Content platforms increasingly let creators sell paid content alongside free posts. This "freemium" model raises a critical question: does giving creators a way to monetize cannibalize the free content that attracts users to the platform in the first place? If paid options cause creators to stop contributing freely, platforms risk undermining the very ecosystem that makes them valuable.
Here, we show that the opposite happens. Using data from Zhihu, China's largest Q&A platform, we find that creators who gained access to paid live events increased their free contributions by approximately 88% relative to non-participants. This effect was driven by creators strategically using free content to signal expertise and attract potential buyers to their paid offerings. They ramped up answers in the weeks before the paid events and aligned topics with upcoming sessions. The effect was stronger for less-established creators and those facing intense competition, and weaker for highly reputed creators who already have built-in audiences.

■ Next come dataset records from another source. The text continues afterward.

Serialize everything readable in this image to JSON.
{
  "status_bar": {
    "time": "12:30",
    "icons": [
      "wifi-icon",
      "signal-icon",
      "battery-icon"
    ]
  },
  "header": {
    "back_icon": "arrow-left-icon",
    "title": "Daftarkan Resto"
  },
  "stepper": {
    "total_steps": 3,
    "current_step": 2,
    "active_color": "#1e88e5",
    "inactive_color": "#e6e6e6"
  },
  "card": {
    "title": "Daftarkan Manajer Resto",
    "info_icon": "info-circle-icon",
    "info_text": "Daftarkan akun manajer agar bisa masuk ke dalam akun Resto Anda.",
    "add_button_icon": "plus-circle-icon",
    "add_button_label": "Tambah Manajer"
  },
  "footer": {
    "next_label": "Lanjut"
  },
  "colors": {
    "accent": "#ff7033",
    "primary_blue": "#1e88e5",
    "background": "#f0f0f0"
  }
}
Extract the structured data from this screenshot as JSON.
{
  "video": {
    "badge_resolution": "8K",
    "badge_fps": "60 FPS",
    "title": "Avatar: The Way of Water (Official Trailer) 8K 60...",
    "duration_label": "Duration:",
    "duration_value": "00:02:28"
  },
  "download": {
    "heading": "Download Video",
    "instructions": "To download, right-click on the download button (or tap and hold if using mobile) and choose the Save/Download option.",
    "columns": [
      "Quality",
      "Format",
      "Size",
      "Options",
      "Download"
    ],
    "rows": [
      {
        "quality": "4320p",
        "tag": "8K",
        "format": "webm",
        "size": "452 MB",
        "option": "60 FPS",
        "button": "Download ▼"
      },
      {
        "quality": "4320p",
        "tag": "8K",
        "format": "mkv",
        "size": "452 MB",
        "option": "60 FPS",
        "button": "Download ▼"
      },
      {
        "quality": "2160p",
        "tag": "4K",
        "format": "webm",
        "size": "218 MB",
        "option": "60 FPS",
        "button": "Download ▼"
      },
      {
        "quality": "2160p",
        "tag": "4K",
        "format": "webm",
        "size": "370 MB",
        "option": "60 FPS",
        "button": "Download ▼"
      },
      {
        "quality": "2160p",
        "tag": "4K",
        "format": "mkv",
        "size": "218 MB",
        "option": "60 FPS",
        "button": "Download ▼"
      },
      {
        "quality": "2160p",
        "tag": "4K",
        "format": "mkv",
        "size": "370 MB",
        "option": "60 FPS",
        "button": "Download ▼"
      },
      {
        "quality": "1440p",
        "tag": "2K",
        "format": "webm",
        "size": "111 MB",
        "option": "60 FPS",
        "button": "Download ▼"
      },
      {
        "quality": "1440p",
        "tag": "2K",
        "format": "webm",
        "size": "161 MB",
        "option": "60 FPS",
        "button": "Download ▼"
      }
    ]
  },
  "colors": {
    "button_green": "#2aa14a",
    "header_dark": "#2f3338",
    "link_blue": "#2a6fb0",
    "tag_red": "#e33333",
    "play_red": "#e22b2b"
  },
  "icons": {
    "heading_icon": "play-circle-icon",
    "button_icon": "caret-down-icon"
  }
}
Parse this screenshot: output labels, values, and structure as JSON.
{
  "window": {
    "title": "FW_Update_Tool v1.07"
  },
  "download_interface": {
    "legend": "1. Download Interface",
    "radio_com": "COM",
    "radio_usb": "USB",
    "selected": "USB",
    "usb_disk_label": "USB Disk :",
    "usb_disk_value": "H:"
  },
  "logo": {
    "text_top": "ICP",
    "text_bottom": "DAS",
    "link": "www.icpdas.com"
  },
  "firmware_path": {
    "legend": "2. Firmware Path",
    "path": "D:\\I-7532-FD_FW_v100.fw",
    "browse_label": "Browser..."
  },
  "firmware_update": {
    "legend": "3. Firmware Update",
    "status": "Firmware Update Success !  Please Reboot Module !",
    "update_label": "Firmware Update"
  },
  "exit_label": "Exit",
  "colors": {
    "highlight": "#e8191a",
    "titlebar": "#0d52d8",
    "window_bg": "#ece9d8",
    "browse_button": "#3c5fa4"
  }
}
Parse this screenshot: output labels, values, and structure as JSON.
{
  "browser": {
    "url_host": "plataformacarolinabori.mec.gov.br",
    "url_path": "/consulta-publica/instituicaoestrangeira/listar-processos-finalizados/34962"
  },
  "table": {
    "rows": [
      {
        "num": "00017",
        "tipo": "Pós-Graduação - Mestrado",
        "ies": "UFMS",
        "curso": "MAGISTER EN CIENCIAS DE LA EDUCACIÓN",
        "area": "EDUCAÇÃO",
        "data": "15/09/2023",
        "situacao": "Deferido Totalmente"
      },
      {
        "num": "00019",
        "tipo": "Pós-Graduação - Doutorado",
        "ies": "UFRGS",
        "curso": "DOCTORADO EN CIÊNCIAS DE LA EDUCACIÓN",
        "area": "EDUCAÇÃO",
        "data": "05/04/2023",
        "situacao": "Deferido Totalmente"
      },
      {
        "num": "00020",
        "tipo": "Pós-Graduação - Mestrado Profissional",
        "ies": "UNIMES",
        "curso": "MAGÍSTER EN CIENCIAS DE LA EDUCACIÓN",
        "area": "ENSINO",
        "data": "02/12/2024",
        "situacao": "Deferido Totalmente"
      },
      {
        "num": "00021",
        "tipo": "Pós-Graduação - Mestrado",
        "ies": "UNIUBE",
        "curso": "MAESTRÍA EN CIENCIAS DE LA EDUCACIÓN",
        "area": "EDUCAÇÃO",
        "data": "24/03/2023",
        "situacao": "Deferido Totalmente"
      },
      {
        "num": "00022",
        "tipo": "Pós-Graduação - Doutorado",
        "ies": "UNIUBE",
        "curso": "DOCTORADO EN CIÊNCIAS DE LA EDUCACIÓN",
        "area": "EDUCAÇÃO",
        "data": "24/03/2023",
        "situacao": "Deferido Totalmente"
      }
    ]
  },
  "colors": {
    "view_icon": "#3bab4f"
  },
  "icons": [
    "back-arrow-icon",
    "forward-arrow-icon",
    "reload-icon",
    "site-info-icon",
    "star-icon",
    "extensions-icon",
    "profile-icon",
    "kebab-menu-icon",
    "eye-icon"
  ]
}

Management insight: The freemium model doesn't kill free content, it revitalizes it. It serves as an effective retention tool for creators whose engagement would otherwise naturally decay. However, highly reputed creators respond less and may need separate incentives. Platforms should also be cautious with built-in promotional tools (e.g., email blasts or paid advertising for creators), as these may crowd out creators' incentive to produce free content as self-promotion. Instead, platform can use recommendation algorithms to surface creators' free content to relevant audiences. Finally, unlike ad-revenue models that tend to push creators to tailor content to mainstream tastes to maximize eyeballs, the freemium model incentivizes creators to produce free content in their areas of expertise, thereby enhancing content diversity on the platform and enabling it to better serve heterogeneous tastes across different user segments.